In ihrer Gesamtheit vermitteln die gewonnenen Einblicke ein kohärentes Bild über die wechselseitigen Bedingungen einer chronisch-entzündlichen Infektion. Dass H. pylori einerseits starke Entzündungen im Umkreis des Infektionsgeschehens auslöst, andererseits aber darin für sich selbst eine geschützte Nische bildet, um dort über Jahrzehnte zu persistieren, eröffnen überraschende Einblicke in mögliche molekulare und zelluläre Voraussetzungen für die Entstehung von Krebs. Das hohe entzündliche Potential, verbunden mit der beschleunigten Zellregeneration und einem gestörten Gleichgewicht bei der Stammzellregeneration, könnte zu einer unerwünschten Häufung von Mutationen führen und eine Krebsentwicklung begünstigen. Die Beobachtungen ergeben auch Anhaltspunkte darüber, wie chronisch-bakterielle Infektionen der menschlichen Schleimhaut auch in anderen Körperregionen Krebs begünstigen könnten.

Literaturhinweise

1.
Zimmermann, S.; Pfannkuch, L.; Al-Zeer, M.A.; Bartfeld, S.; Koch, M.; Liu, J.; Rechner, C.; Soerensen, M.; Sokolova, O.; Zamyatina, A.; Kosma, P.; Mäurer, A.P.; Glowinski, F.; Pleissner, K.P.; Schmid, M.; Brinkmann, V.; Karlas, A.; Naumann, M.; Rother, M.; Machuy, N.; Meyer, T.F.

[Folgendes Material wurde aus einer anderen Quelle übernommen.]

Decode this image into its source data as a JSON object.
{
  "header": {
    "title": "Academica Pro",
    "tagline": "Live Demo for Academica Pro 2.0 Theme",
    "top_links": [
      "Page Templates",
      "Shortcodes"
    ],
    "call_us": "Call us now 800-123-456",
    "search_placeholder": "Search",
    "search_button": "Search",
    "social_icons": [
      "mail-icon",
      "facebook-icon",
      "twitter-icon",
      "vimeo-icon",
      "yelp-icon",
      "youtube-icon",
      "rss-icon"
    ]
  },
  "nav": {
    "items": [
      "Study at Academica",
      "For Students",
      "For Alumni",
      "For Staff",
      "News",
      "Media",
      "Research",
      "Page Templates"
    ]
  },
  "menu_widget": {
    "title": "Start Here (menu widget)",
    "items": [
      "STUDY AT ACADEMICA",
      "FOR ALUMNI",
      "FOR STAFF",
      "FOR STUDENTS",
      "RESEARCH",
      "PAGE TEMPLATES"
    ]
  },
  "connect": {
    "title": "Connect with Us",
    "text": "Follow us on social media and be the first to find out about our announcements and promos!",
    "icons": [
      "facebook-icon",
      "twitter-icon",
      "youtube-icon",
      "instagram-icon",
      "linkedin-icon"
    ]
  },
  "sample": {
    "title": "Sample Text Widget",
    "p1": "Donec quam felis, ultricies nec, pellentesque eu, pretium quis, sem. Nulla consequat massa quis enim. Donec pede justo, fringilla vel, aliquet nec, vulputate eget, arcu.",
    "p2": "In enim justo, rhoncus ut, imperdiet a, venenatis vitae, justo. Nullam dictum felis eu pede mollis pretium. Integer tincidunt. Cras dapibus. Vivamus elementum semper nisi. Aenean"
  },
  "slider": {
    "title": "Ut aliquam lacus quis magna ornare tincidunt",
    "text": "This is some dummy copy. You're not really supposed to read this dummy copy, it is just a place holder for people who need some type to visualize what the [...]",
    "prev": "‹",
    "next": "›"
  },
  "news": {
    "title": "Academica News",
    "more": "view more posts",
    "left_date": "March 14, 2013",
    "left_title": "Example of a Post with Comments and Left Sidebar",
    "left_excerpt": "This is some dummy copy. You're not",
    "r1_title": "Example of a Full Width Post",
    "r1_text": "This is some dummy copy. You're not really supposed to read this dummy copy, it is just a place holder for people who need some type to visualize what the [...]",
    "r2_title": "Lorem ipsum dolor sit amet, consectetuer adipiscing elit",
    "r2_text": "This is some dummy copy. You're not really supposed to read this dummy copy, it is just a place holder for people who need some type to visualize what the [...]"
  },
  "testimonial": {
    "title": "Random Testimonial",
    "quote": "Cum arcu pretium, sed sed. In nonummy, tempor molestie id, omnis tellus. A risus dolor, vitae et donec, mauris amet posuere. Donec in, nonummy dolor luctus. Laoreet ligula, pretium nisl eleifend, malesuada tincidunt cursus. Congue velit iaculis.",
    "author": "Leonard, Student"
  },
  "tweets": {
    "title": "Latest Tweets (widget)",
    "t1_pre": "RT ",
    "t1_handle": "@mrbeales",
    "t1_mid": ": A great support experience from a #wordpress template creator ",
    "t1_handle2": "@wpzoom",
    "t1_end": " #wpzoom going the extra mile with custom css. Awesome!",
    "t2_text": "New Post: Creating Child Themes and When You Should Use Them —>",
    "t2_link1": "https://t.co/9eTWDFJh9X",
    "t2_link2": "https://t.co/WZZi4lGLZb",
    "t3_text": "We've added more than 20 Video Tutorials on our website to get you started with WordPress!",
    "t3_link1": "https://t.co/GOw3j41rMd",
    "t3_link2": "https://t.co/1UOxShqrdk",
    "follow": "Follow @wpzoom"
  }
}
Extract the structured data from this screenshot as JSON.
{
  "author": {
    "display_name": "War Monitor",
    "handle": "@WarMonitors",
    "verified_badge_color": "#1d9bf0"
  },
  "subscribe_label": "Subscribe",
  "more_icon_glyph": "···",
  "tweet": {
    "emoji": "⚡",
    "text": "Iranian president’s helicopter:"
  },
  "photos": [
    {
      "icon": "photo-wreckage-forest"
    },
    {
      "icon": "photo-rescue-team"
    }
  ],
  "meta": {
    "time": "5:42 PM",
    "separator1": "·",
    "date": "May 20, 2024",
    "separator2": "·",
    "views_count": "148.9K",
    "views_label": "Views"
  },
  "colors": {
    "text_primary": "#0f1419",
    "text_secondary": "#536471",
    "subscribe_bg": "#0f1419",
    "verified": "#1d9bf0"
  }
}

ALPK1- and TIFA-dependent innate immune response triggered by the Helicobacter pylori Type IV secretion system
Cell Reports 20, 2384-2395 (2017)
2.
Morey, P.; Pfannkuch, L.; Pang, E.; Boccellato, F.; Sigal, M.; Imai-Matsushima, A.; Dyer, V.; Koch, M.; Mollenkopf, H.J.; Schlaermann, P; Meyer, T.F.
Helicobacter pylori depletes cholesterol in gastric glands to prevent interferon gamma signaling and escape the inflammatory response
Gastroenterology 154, 1391-1404 (2018)
3.
Sigal, M.; Logan, C.Y.; Kapalczynska, M.; Mollenkopf, H.J.; Berger, H.; Wiedenmann, B.; Nusse, R.; Amieva, M.R.; Meyer, T.F.
Stromal R-spondin orchestrates gastric epithelial stem cells and gland homeostasis
Nature 548, 451-455 (2017)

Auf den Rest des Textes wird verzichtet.